Choosing the Optimal Model-Based Investment Portfolio from Validea
In this post, I analyze public data from Validea to find the optimal investment portfolio from their collection.
About a month ago, a friend of mine reached out to me asking for my opinion on Validea and their investment quantitative models. I volunteered to crunch some numbers to find portfolios with the best performance.
Validea is analytical service that offers access to portfolios that follow established investment strategies, including strategies of Warren Buffet, Peter Lynch, Benjamin Graham, etc. It is important to understand that these portfolios are based on Validea’s own quantitative models that attempt to approximate these strategies. Validea is transparent about the accuracy and performance rates, and I used that data from their website in this analysis.
I started by scraping the data for the past 12 years (2009-2020) into CSV file. For the sake of simplicity, I downloaded performance indicators only for the optimal portfolio sizes and rebalancing periods. At the end, I had the following data points for each of the 22 portfolios:
- portfolio name
- optimal number of stocks
- optimal rebalancing frequency
- annual return (return)
- amount by which portfolio’s return exceeded S&P return that year (spbeat)
- year
I also included portfolios’ beta and accuracy rates, but I did not use them for anything.
Naturally, I first looked at the average returns for each portfolio:
The following models came in top 3 based on their average annual return:
- P/B Growth
- Twin Momentum
- Value Composite Investor
We also see some porfolios that clearly underperform S&P on average.

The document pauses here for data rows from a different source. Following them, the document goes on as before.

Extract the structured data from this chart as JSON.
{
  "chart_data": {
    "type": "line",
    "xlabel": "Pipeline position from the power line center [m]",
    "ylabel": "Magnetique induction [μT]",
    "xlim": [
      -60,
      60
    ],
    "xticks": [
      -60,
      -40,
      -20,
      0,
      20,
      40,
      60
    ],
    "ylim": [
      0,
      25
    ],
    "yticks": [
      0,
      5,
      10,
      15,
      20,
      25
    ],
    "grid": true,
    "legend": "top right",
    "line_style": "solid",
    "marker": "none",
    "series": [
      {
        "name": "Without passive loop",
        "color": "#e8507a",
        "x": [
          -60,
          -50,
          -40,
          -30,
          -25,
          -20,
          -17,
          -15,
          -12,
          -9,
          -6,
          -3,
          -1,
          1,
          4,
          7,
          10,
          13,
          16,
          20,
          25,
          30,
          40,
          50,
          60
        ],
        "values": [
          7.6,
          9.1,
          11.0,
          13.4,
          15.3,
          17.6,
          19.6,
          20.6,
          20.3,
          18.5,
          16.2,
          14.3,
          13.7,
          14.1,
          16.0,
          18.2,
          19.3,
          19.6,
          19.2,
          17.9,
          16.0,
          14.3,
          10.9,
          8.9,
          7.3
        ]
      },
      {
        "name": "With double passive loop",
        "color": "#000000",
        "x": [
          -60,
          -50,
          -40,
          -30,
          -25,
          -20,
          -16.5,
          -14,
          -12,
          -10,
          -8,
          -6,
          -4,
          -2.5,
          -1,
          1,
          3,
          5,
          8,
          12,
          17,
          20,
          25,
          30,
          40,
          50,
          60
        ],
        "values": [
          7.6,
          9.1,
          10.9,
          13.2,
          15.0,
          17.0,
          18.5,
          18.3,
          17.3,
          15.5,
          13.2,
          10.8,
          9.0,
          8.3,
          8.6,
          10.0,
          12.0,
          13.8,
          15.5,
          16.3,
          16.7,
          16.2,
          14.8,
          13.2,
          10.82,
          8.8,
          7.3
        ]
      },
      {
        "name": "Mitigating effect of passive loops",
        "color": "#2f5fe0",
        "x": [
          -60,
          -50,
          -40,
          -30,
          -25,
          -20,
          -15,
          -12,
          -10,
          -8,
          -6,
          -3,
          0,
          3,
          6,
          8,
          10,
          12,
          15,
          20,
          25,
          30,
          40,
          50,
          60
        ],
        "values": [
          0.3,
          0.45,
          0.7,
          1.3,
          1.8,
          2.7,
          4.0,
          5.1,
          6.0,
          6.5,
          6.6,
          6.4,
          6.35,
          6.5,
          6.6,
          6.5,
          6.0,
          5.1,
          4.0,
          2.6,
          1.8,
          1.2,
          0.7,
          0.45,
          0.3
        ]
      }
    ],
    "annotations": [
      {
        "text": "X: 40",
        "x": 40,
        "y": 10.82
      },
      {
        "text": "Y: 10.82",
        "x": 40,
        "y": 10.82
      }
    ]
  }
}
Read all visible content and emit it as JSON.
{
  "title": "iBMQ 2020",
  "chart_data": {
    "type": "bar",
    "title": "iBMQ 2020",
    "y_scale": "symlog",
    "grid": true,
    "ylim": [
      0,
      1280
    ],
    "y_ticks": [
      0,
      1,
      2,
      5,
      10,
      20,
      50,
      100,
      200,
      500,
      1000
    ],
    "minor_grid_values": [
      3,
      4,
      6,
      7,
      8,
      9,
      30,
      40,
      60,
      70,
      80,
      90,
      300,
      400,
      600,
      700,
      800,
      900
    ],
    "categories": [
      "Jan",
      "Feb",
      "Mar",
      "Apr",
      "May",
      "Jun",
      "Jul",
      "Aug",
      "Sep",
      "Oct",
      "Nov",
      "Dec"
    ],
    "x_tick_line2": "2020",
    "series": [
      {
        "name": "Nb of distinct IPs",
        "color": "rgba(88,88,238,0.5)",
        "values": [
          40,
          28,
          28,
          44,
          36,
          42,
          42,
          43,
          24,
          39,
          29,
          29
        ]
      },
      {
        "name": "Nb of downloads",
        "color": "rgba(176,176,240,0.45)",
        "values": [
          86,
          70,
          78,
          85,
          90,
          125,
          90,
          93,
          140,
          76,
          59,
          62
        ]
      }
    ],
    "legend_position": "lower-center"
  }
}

I then looked at the average “over-returns” - the amount by which portfolio beat the S&P:
The top 3 winners were the same three portfolios.
Next, I looked at how often each of the portfolios beat the S&P in the past 10 years:
The top 3 models in this category were:
- Twin Momentum
- Quantitative Momentum
- P/B Growth
Finally, I compared portfolios from the “wealth preservation perspective”: forget beating S&P, we just want to get positive returns as often as possible.

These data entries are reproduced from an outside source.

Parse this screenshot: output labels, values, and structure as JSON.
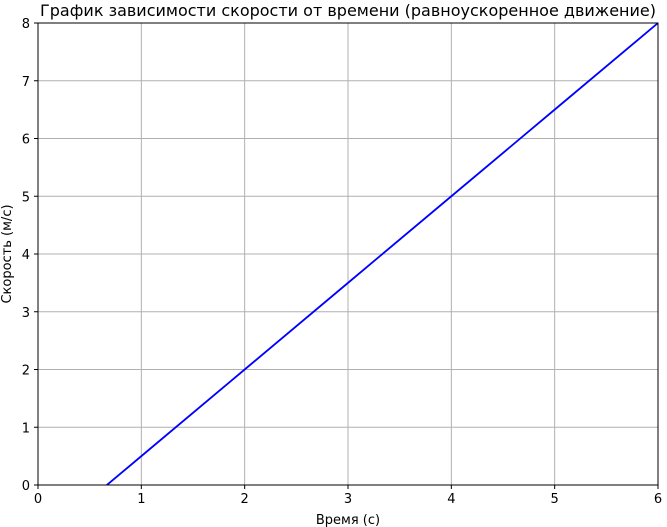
{
  "chart_data": {
    "type": "line",
    "title": "График зависимости скорости от времени (равноускоренное движение)",
    "xlabel": "Время (с)",
    "ylabel": "Скорость (м/с)",
    "xlim": [
      0,
      6
    ],
    "ylim": [
      0,
      8
    ],
    "xticks": [
      "0",
      "1",
      "2",
      "3",
      "4",
      "5",
      "6"
    ],
    "yticks": [
      "0",
      "1",
      "2",
      "3",
      "4",
      "5",
      "6",
      "7",
      "8"
    ],
    "grid": true,
    "series": [
      {
        "color": "#0000ff",
        "x": [
          0,
          1,
          2,
          3,
          4,
          5,
          6
        ],
        "y": [
          -1,
          0.5,
          2,
          3.5,
          5,
          6.5,
          8
        ]
      }
    ]
  }
}
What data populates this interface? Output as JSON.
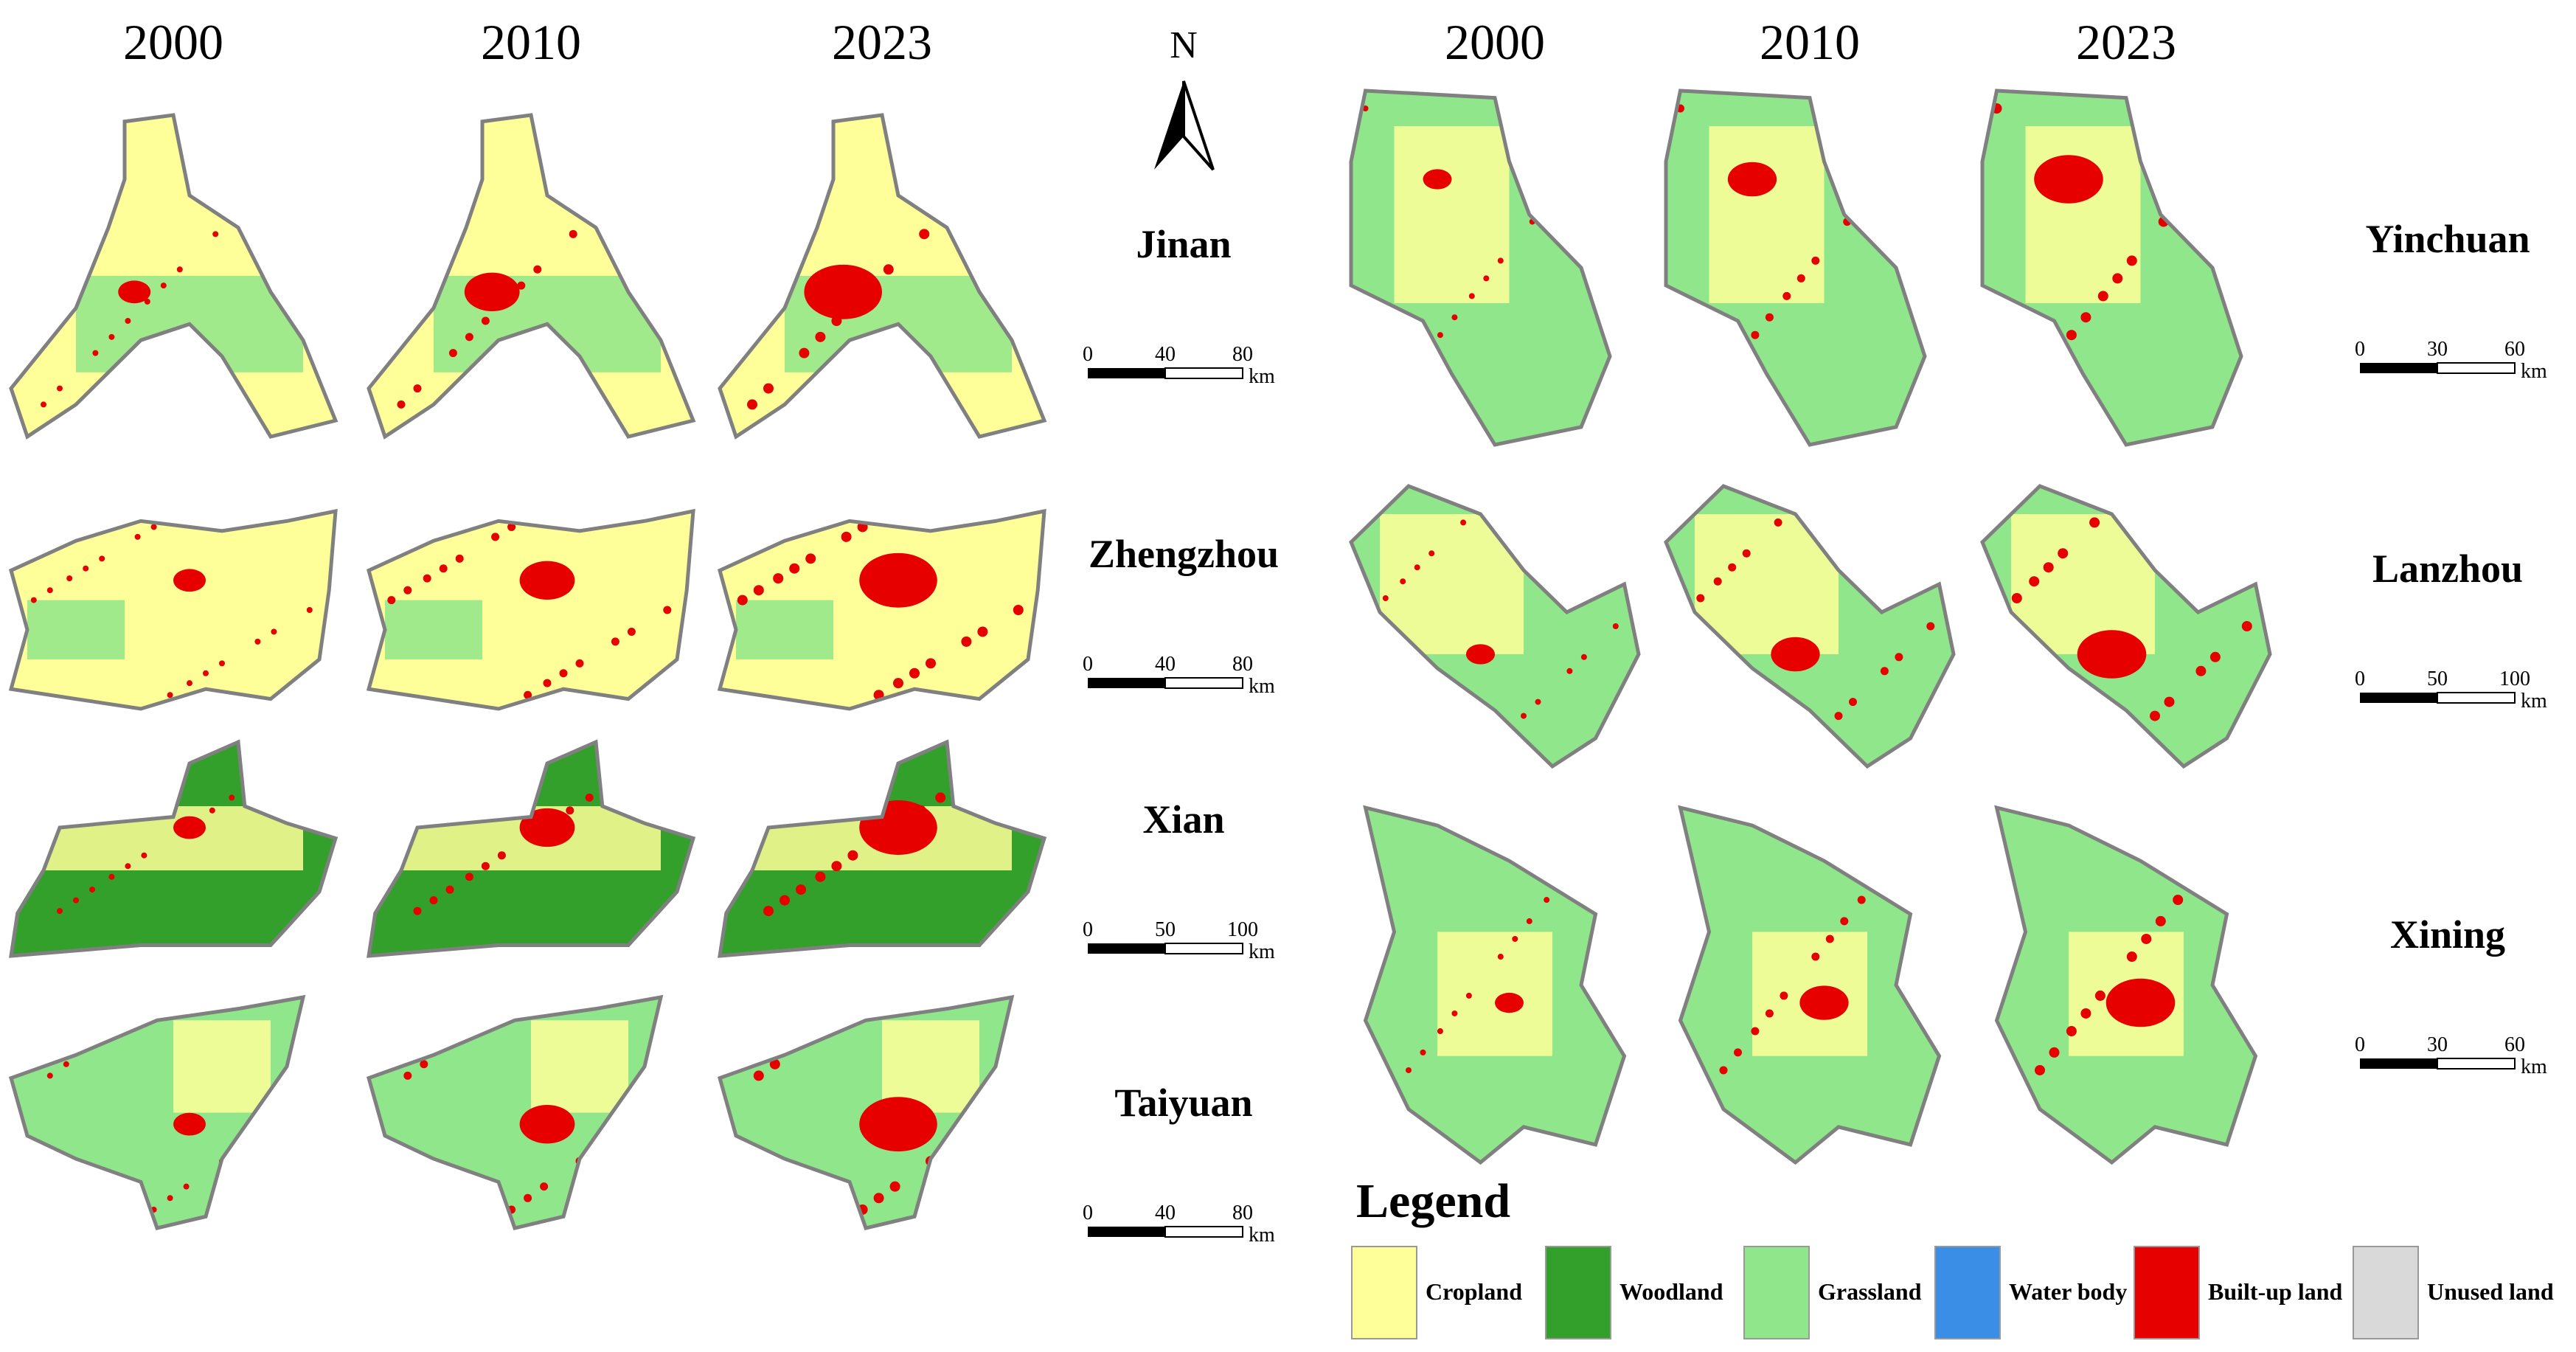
{
  "north_arrow": "N",
  "left_panel": {
    "years": [
      "2000",
      "2010",
      "2023"
    ],
    "cities": [
      {
        "name": "Jinan",
        "scale_labels": [
          "0",
          "40",
          "80"
        ],
        "unit": "km"
      },
      {
        "name": "Zhengzhou",
        "scale_labels": [
          "0",
          "40",
          "80"
        ],
        "unit": "km"
      },
      {
        "name": "Xian",
        "scale_labels": [
          "0",
          "50",
          "100"
        ],
        "unit": "km"
      },
      {
        "name": "Taiyuan",
        "scale_labels": [
          "0",
          "40",
          "80"
        ],
        "unit": "km"
      }
    ]
  },
  "right_panel": {
    "years": [
      "2000",
      "2010",
      "2023"
    ],
    "cities": [
      {
        "name": "Yinchuan",
        "scale_labels": [
          "0",
          "30",
          "60"
        ],
        "unit": "km"
      },
      {
        "name": "Lanzhou",
        "scale_labels": [
          "0",
          "50",
          "100"
        ],
        "unit": "km"
      },
      {
        "name": "Xining",
        "scale_labels": [
          "0",
          "30",
          "60"
        ],
        "unit": "km"
      }
    ]
  },
  "legend": {
    "title": "Legend",
    "items": [
      {
        "label": "Cropland",
        "color": "#ffff99"
      },
      {
        "label": "Woodland",
        "color": "#33a02c"
      },
      {
        "label": "Grassland",
        "color": "#90e68a"
      },
      {
        "label": "Water body",
        "color": "#3a8ee6"
      },
      {
        "label": "Built-up land",
        "color": "#e60000"
      },
      {
        "label": "Unused land",
        "color": "#d9d9d9"
      }
    ]
  }
}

This time, the top 3 winners were:
- Twin Momentum
- P/B Growth
- Momentum
It looks like we have two models that consistently come on top. Dashan Huang’s “Twin Momentum” focuses on stocks that gain momentum in both price and seven fundamental indicators. This model has returned on average ~ 28% annualy, has beaten S&P over 80% of the time, and yielded positive returns nearly 9 out of 10 times. Partha Mohanram’s “P/B Growth” model has similar performance. Perhaps, it’s not a coincidence that both portfolios are offered as a part of Validea’s premium subscription plan.
It important to understand that all there results are based on models. In real-life trading, factors like trading fees, taxes, and timing can impact the results. The models’ accuracy (~58% each model) should be taken into account. The past performance is never a guarantee of the future performance. Finally, this post should not be considered as a review of Validea. I am currently not affiliated with Validea, but may consider using them in the future.